Iran ends commitment to nuclear deal following killing of Qassem Soleiman

5 January 2020, 22:05

Iran have said they will not longer be abiding by the 2015 Iran Nuclear Deal
Iran have said they will not longer be abiding by the 2015 Iran Nuclear Deal. Picture: PA

By Kate Buck

Iran has said it will no longer abide by any of the limits of its unravelling 2015 nuclear deal with world powers after a US air strike killed Iranian General Qassem Soleimani on Friday.

It ends an accord that blocked Tehran from having enough material to build an atomic weapon.

The announcement came on Sunday night after another Iranian official said it would consider taking even harsher steps over the killing.

Hundreds of thousands of people flooded the streets in Iran on Sunday to walk alongside a casket carrying the remains of General Soleimani.

Iran's state TV cited a statement by President Hassan Rouhani's administration saying the country will not observe limitations on its enrichment, the amount of stockpiled enriched uranium as well as research and development in its nuclear activities.

The International Atomic Energy Agency, the United Nations watchdog observing Iran's programme, did not immediately respond to a request for comment.

Iran said its co-operation with the IAEA "will continue as before".

Technicians work at the Arak heavy water reactor's secondary circuit in Iran
Technicians work at the Arak heavy water reactor's secondary circuit in Iran. Picture: PA

Meanwhile, Iraq's Parliament voted in favour of a resolution calling for an end of the foreign military presence in their nation, an effort aimed at expelling the 5,000 US troops stationed there over the war against ISIS.

General Soleimani's killing has escalated the crisis between Tehran and Washington after months of trading attacks and threats that have put the wider Middle East on edge.

The conflict is rooted in US President Donald Trump pulling out of Iran's atomic accord and imposing sanctions that have crippled Iran's economy.

Iran has promised "harsh revenge" for the US attack, which shocked Iranians across all political lines.

On Sunday evening, more rockets were fired at the US Embassy in Iraq, for the second day in a row.

Just minutes after media reports of the rocket strikes broke US President Donald Trump tweeted the US military 'will quickly & fully strike back,' perhaps disproportionately, if Iran hits a US target.

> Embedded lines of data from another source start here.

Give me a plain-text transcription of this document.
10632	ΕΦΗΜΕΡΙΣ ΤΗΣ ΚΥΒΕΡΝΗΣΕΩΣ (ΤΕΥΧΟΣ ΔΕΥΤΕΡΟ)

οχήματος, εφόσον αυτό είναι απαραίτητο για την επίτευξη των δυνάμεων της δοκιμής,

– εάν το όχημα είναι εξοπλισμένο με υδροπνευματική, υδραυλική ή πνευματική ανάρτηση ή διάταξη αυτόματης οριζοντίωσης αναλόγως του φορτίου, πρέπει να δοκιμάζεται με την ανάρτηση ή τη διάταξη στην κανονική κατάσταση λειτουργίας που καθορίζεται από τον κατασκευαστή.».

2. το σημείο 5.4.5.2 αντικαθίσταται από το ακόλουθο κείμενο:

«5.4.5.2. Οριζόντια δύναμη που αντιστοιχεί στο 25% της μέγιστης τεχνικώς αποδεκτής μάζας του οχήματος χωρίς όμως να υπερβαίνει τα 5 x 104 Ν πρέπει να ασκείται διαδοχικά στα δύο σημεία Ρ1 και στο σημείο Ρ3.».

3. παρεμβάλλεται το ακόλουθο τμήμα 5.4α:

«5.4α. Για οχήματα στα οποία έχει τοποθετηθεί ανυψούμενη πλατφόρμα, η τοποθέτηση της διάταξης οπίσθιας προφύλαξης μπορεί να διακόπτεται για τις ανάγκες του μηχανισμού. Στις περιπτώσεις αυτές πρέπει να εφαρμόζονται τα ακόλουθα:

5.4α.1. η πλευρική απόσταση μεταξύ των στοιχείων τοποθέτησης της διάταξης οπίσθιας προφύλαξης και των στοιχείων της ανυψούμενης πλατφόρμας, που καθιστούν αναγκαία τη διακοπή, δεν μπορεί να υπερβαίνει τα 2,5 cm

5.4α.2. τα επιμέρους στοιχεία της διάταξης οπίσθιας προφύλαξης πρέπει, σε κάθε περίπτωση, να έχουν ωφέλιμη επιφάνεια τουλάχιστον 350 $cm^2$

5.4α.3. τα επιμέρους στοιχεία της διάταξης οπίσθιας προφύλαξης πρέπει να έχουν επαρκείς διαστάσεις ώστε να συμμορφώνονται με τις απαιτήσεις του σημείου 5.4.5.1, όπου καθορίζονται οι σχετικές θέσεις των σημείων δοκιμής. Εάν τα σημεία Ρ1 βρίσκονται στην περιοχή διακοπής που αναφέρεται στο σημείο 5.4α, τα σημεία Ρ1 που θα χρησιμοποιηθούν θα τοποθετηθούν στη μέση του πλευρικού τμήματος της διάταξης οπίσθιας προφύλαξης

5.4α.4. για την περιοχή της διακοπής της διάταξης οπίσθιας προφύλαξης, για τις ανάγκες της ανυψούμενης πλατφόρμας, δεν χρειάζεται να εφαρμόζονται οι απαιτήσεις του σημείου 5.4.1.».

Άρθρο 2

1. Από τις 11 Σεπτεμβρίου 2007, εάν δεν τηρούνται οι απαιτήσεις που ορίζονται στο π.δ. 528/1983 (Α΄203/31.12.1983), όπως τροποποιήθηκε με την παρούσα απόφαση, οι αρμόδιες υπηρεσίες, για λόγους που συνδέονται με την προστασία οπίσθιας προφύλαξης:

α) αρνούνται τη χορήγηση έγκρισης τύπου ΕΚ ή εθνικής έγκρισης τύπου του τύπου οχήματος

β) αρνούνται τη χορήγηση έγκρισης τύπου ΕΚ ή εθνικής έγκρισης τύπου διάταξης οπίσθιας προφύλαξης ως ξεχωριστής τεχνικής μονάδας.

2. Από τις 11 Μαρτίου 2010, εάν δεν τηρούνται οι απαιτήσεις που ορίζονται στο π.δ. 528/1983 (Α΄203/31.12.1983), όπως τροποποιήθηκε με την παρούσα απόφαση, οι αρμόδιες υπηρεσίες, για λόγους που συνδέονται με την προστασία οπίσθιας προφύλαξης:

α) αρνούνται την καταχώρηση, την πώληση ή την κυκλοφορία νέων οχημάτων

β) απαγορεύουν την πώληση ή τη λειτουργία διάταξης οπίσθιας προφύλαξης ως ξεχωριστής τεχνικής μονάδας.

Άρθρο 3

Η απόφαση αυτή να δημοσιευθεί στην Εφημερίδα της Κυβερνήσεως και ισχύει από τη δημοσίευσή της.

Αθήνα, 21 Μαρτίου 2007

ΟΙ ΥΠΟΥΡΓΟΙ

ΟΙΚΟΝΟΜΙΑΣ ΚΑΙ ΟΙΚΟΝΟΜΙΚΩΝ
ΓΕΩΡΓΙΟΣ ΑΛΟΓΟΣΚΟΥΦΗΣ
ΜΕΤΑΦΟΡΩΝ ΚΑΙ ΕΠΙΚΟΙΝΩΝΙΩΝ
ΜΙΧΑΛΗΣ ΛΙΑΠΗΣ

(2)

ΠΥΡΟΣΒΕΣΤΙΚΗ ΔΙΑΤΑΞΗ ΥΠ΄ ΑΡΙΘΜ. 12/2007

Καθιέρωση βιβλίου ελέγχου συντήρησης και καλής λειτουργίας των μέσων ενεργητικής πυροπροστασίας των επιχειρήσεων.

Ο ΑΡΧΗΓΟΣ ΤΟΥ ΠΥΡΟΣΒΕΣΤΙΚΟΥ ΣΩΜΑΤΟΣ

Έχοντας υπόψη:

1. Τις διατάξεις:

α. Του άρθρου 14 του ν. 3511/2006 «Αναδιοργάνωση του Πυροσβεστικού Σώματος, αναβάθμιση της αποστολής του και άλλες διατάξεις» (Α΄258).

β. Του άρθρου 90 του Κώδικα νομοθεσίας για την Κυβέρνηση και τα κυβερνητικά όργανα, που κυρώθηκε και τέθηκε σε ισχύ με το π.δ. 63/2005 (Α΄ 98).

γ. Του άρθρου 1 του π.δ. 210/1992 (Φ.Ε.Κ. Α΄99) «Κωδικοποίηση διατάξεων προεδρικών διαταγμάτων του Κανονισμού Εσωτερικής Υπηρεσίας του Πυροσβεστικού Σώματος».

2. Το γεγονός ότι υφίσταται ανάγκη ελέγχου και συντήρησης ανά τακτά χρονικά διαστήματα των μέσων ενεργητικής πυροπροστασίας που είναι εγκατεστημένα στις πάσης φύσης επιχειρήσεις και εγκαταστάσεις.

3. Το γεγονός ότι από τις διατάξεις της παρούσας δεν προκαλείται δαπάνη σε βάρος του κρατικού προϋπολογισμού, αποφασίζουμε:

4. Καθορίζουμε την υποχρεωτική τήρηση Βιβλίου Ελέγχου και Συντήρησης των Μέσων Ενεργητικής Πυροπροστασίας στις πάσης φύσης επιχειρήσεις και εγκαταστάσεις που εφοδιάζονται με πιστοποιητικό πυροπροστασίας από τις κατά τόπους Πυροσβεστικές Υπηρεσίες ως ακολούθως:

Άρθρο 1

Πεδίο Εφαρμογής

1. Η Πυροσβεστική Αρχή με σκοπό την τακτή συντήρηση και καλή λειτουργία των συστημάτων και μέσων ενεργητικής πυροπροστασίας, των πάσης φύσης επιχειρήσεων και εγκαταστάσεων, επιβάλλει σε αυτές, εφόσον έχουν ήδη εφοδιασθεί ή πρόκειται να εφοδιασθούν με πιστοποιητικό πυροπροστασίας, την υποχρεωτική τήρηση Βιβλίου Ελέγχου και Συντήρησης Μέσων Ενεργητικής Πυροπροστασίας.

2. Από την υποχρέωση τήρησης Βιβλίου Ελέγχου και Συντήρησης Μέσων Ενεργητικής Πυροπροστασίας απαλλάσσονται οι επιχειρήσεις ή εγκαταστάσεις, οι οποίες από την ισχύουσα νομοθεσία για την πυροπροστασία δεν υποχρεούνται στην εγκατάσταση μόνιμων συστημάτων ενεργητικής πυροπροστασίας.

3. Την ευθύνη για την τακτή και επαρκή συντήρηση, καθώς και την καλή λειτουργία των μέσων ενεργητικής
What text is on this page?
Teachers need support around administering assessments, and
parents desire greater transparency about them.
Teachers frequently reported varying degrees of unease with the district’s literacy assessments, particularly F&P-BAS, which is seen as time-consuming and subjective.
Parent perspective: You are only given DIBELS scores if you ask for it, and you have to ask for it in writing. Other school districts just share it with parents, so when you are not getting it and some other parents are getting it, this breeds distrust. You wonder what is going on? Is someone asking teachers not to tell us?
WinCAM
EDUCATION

Thousands in Iran have protested Soleimani's death
Thousands in Iran have protested Soleimani's death. Picture: PA

He said: "These Media Posts will serve as notification to the United States Congress that should Iran strike any U.S. person or target, the United States will quickly & fully strike back, & perhaps in a disproportionate manner.

"Such legal notice is not required, but is given nevertheless!"

Mr Trump's warning also comes after he made a threat to target 52 locations in Iran if Tehran retaliates.

Mr Trump has already deployed 3,000 extra troops to Kuwait and the Royal Navy will accompany UK-flagged ships through the key oil route of the Strait of Hormuz.

The latest explosions came just hours after UK Prime Minister Boris Johnson called Soleimani a "threat to all of our interests."

The Iraq parliament voted today to expel foreign military powers
The Iraq parliament voted today to expel foreign military powers. Picture: PA

Soleimani, the leader of the elite Quds force, was killed in a targeted strike at Baghdad Airport in the neighbouring Iraq in the early hours of Friday morning.

His death has sparked international concerns of unrest in the region, with the US urging its citizens to leave the country as soon as possible.

The day after the attack, a number of co-ordinated attacks were made on the US Embassy in Baghdad and military bases where US forces are based.

No deaths were reported in the strikes, although a number of injuries were suffered.US President Donald Trump claimed strike was done to "stop a war", saying Soleimani "made the death of innocent people his sick passion".